Serialising the Stars

Noodles lets you run jobs remotely and store/retrieve results in case of duplicate jobs or reruns. These features rely on the serialisation (and not unimportant, reconstruction) of all objects that are passed between scheduled functions. Serialisation refers to the process of turning any object into a stream of bytes from which we can reconstruct a functionally identical object. "Easy enough!" you might think, just use pickle.


In [1]:
from noodles.tutorial import display_text
import pickle

function = pickle.dumps(str.upper)
message = pickle.dumps("Hello, Wold!")

display_text("function: " + str(function))
display_text("message: " + str(message))


function: b'\x80\x03cbuiltins\ngetattr\nq\x00cbuiltins\nstr\nq\x01X\x0 … q\x04.'
message: b'\x80\x03X\x0c\x00\x00\x00Hello, Wold!q\x00.'

In [2]:
pickle.loads(function)(pickle.loads(message))


Out[2]:
'HELLO, WOLD!'

However pickle cannot serialise all objects ... "Use dill!" you say; still the pickle/dill method of serializing is rather indiscriminate. Some of our objects may contain runtime data we can't or don't want to store, coroutines, threads, locks, open files, you name it. We work with a Sqlite3 database to store our data. An application might store gigabytes of numerical data. We don't want those binary blobs in our database, rather to store them externally in a HDF5 file.

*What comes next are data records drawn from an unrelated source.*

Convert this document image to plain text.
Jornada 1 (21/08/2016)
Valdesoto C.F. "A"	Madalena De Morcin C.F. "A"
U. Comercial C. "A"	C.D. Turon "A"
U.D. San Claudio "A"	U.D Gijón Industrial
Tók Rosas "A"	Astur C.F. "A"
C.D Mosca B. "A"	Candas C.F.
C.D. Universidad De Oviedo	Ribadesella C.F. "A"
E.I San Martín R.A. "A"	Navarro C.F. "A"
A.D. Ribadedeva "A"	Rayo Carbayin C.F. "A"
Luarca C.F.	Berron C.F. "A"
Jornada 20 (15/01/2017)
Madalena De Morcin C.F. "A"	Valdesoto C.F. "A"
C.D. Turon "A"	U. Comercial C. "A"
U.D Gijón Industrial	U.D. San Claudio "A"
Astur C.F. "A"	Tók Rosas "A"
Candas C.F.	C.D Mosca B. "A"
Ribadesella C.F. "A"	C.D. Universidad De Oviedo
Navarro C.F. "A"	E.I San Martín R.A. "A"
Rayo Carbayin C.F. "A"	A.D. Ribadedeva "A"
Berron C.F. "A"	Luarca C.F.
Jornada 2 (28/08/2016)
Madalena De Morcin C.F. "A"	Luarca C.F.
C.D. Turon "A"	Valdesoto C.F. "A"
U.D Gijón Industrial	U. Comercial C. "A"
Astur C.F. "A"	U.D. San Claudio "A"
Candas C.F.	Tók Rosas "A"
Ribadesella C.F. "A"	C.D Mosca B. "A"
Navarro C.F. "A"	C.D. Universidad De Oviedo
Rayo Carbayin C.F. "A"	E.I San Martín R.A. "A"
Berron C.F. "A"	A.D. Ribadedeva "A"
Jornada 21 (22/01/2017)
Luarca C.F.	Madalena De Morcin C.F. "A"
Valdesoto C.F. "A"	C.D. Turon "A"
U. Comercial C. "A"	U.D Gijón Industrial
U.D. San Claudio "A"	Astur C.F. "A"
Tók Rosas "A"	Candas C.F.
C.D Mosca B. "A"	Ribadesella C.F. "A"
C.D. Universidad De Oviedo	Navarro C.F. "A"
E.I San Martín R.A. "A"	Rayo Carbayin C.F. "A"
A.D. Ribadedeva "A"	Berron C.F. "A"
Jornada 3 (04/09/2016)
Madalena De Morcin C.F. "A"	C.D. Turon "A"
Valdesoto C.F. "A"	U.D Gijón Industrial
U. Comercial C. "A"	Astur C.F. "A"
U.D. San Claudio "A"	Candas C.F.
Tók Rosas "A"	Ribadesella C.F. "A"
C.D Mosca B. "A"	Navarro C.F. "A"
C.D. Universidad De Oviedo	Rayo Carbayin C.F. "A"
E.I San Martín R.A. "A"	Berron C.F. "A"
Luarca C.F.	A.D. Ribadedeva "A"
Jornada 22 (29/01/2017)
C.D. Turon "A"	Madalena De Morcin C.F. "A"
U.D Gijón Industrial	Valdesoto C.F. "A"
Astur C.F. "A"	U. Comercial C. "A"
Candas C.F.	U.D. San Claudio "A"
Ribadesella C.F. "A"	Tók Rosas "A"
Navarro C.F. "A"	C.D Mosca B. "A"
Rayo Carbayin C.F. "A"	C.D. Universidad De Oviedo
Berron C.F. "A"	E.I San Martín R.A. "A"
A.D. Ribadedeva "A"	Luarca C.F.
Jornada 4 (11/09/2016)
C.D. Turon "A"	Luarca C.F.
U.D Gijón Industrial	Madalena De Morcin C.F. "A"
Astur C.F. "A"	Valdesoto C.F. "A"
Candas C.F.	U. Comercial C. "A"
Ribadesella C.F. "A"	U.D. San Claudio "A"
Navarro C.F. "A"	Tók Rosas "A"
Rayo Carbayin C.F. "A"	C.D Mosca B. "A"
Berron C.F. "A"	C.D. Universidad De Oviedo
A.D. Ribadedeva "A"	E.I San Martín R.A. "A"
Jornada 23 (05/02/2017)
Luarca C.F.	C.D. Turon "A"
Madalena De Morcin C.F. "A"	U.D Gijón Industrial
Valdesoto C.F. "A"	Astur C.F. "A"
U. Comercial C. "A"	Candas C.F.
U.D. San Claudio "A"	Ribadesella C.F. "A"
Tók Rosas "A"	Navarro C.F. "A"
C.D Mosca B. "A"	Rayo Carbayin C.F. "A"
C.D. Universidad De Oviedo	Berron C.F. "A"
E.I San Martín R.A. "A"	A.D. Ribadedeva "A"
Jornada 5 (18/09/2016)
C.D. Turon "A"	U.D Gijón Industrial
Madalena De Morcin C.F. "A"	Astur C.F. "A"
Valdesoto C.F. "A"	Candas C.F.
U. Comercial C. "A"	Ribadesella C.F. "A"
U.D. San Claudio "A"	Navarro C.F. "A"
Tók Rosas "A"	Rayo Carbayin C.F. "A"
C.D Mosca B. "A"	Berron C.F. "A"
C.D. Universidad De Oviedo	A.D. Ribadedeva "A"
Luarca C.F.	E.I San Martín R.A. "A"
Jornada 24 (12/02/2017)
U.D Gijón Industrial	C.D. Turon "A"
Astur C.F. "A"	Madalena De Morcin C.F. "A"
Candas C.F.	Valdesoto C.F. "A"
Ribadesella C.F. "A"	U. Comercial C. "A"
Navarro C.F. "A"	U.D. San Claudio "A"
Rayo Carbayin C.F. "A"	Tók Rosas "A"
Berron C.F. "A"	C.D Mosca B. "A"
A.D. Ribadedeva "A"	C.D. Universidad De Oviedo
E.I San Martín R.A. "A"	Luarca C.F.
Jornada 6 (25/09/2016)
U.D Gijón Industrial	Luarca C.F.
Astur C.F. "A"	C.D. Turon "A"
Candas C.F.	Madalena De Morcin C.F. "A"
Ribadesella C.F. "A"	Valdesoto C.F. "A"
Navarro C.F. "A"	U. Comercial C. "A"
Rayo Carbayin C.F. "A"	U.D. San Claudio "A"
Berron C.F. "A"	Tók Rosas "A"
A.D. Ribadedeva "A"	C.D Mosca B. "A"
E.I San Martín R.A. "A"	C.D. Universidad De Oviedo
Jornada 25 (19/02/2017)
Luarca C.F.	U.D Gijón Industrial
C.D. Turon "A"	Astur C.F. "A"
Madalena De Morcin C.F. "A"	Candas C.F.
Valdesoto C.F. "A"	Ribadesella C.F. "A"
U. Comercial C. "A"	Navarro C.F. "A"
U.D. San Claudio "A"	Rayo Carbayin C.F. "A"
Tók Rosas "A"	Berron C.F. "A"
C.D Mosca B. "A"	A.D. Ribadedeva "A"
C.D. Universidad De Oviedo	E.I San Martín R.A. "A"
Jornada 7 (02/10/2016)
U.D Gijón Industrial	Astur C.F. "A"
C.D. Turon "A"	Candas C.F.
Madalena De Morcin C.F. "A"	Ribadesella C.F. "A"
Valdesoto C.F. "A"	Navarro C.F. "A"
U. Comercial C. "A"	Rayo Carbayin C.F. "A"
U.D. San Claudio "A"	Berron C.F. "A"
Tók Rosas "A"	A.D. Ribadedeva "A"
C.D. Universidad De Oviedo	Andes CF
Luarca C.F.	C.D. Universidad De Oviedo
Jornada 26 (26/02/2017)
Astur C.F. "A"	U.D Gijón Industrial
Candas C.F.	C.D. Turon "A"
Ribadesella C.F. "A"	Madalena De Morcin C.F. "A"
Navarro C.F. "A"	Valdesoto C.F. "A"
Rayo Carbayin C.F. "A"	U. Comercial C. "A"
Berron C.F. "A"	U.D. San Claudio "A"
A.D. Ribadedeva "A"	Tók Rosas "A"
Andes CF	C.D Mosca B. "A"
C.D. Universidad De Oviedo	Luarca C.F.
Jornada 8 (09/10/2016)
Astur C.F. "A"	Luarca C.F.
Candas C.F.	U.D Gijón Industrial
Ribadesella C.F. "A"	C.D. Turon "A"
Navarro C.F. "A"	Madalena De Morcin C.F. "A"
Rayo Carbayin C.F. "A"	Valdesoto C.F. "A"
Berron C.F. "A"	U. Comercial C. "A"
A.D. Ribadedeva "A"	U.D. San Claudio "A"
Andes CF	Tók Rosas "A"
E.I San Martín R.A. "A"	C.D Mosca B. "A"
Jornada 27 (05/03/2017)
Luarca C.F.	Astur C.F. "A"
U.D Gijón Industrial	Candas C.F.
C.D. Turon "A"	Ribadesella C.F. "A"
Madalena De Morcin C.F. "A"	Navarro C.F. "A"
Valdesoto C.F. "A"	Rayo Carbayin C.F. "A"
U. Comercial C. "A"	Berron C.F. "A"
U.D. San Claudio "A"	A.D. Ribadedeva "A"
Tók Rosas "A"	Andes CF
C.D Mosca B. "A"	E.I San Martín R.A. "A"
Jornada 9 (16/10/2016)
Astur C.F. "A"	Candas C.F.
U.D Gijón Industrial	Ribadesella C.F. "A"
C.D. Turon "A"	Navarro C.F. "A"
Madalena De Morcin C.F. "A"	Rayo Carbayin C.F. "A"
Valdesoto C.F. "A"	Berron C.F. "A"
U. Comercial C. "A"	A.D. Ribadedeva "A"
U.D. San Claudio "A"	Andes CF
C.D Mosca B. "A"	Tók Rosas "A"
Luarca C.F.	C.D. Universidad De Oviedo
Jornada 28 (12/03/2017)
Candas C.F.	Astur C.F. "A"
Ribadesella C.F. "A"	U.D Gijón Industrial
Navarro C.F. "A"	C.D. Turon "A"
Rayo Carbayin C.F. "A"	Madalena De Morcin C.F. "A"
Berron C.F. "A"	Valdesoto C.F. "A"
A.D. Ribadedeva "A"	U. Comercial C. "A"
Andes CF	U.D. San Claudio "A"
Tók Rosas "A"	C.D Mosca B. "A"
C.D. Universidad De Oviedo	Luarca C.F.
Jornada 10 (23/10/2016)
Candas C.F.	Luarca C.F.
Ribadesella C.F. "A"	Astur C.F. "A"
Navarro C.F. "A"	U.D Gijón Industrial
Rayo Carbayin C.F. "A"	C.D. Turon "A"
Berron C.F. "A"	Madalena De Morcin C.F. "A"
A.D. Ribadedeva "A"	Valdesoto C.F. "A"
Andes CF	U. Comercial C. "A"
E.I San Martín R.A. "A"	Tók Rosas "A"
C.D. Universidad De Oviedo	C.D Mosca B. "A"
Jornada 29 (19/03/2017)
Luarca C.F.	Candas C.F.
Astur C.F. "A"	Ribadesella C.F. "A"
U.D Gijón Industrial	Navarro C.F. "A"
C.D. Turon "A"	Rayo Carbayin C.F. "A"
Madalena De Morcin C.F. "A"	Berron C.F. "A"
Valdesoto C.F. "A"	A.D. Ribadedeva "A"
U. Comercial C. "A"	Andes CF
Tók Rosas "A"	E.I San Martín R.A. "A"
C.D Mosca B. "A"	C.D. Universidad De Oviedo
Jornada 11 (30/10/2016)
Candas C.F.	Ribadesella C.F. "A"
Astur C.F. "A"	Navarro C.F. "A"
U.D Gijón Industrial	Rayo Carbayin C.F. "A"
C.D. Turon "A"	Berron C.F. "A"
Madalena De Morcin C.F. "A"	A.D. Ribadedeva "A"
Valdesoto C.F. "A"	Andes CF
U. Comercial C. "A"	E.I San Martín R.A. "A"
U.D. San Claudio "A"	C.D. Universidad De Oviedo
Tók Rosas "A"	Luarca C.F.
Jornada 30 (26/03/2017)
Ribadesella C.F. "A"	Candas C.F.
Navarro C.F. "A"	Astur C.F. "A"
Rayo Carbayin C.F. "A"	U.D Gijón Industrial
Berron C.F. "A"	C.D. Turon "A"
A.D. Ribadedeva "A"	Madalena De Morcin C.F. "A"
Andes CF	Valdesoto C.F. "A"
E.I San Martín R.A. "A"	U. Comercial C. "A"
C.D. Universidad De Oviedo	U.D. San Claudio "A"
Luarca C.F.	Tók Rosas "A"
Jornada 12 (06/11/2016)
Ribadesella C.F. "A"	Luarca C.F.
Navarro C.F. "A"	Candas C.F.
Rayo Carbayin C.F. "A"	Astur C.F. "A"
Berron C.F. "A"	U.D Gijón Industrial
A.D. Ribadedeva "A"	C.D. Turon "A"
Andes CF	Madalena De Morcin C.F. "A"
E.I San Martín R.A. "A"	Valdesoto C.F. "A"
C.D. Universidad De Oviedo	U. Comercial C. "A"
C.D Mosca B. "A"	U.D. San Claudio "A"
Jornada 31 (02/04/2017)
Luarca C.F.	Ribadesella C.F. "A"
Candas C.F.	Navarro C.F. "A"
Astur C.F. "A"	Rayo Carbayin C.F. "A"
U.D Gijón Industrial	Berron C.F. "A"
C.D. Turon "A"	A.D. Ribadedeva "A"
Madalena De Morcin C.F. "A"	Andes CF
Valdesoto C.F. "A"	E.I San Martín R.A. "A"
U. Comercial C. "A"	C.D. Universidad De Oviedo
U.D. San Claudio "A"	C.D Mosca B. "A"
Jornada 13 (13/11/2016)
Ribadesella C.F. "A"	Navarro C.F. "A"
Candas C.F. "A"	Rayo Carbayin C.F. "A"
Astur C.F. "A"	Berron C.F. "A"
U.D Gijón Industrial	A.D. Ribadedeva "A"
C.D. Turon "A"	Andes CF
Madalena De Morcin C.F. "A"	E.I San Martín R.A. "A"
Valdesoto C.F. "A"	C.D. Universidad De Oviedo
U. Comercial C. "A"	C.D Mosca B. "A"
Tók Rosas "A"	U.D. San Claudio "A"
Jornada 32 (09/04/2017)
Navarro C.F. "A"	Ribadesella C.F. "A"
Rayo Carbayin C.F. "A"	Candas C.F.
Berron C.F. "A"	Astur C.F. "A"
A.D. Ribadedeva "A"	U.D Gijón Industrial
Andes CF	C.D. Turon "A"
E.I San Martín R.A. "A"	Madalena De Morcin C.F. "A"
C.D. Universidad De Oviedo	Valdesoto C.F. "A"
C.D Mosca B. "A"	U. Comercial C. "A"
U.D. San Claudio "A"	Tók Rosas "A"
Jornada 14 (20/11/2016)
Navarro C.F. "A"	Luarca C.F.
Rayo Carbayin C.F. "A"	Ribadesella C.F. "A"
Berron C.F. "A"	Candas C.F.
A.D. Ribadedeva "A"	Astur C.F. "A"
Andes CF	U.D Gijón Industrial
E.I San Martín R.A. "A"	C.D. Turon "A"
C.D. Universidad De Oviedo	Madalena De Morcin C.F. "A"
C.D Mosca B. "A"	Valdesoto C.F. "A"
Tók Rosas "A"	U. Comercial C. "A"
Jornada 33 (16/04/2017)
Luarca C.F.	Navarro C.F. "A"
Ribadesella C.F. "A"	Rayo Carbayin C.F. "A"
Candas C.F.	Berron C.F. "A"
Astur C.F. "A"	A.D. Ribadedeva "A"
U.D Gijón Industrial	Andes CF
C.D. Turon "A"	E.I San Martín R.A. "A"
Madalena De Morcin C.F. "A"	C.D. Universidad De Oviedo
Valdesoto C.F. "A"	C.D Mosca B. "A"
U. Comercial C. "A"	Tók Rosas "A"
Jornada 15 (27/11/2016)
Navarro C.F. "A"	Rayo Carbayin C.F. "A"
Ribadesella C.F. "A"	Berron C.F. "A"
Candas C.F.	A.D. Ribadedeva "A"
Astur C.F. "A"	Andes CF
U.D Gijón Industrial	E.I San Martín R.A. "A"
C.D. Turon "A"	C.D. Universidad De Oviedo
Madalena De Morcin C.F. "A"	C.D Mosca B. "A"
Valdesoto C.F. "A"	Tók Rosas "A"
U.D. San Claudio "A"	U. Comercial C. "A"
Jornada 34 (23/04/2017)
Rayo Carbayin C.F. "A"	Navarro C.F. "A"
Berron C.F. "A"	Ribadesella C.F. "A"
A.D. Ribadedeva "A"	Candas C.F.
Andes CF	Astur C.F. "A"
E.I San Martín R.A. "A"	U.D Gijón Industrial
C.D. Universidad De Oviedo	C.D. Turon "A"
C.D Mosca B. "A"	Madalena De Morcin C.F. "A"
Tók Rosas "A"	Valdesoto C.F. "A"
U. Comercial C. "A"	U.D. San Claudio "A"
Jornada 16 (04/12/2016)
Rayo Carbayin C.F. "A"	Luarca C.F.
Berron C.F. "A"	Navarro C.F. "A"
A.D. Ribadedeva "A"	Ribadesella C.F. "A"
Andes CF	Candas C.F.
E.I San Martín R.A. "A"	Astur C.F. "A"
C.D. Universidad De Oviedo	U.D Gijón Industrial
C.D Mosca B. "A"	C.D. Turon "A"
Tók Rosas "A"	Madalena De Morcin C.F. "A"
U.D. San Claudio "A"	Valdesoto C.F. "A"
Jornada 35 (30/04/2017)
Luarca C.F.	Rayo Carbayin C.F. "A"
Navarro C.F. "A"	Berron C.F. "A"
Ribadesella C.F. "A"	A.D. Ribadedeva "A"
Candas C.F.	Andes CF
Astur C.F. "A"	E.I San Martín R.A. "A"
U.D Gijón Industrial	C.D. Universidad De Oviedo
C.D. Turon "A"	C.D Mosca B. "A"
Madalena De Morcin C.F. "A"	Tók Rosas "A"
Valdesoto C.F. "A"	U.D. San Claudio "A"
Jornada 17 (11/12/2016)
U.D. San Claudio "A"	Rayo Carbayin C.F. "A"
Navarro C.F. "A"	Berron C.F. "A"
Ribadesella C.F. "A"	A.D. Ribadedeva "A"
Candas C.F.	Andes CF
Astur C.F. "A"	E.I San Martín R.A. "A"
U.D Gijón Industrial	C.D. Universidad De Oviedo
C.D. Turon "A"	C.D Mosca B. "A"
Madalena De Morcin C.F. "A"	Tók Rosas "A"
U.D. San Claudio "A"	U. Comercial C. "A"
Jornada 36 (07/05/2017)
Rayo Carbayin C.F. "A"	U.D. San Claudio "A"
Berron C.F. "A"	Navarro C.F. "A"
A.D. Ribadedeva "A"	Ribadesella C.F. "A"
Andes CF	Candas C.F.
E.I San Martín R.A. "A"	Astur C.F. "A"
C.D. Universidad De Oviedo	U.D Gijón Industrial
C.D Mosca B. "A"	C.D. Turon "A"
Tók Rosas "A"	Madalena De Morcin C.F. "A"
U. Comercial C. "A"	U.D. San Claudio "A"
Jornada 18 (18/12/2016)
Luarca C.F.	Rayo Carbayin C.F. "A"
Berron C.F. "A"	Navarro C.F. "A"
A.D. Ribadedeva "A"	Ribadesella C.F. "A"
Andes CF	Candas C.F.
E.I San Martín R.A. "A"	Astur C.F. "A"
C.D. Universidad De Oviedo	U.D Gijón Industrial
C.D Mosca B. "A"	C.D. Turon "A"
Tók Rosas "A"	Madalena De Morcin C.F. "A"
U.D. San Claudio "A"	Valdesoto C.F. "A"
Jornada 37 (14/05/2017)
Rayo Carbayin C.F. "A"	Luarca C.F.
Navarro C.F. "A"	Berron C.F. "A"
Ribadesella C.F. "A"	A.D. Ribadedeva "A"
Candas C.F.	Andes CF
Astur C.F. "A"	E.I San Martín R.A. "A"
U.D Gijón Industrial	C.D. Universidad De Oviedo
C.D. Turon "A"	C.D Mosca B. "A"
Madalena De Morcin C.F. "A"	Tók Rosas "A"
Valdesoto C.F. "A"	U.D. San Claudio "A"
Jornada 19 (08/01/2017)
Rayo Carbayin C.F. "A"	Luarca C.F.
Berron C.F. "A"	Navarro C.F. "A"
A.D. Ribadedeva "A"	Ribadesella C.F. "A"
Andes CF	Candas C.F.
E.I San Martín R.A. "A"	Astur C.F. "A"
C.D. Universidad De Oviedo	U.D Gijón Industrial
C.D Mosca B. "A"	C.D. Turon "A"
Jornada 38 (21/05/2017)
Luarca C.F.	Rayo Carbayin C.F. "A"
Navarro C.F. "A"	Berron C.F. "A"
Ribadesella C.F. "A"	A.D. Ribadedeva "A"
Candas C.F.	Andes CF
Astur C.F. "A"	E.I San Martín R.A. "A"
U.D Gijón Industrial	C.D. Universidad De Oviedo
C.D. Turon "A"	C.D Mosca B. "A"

There are many cases where a more fine-grained control of serialisation is in order. The bottom line being, that there is no silver bullet solution. Here we show some examples on how to customize the Noodles serialisation mechanism.

The registry

Noodles keeps a registry of Serialiser objects that know exactly how to serialise and reconstruct objects. This registry is specified to the backend when we call the one of the run functions. To make the serialisation registry visible to remote parties it is important that the registry can be imported. This is why it has to be a function of zero arguments (a thunk) returning the actual registry object.

def registry():
    return Registry(...)

run(workflow,
    db_file='project-cache.db',
    registry=registry)

The registry that should always be included is noodles.serial.base. This registry knows how to serialise basic Python dictionaries, lists, tuples, sets, strings, bytes, slices and all objects that are internal to Noodles. Special care is taken with objects that have a __name__ attached and can be imported using the __module__.__name__ combination.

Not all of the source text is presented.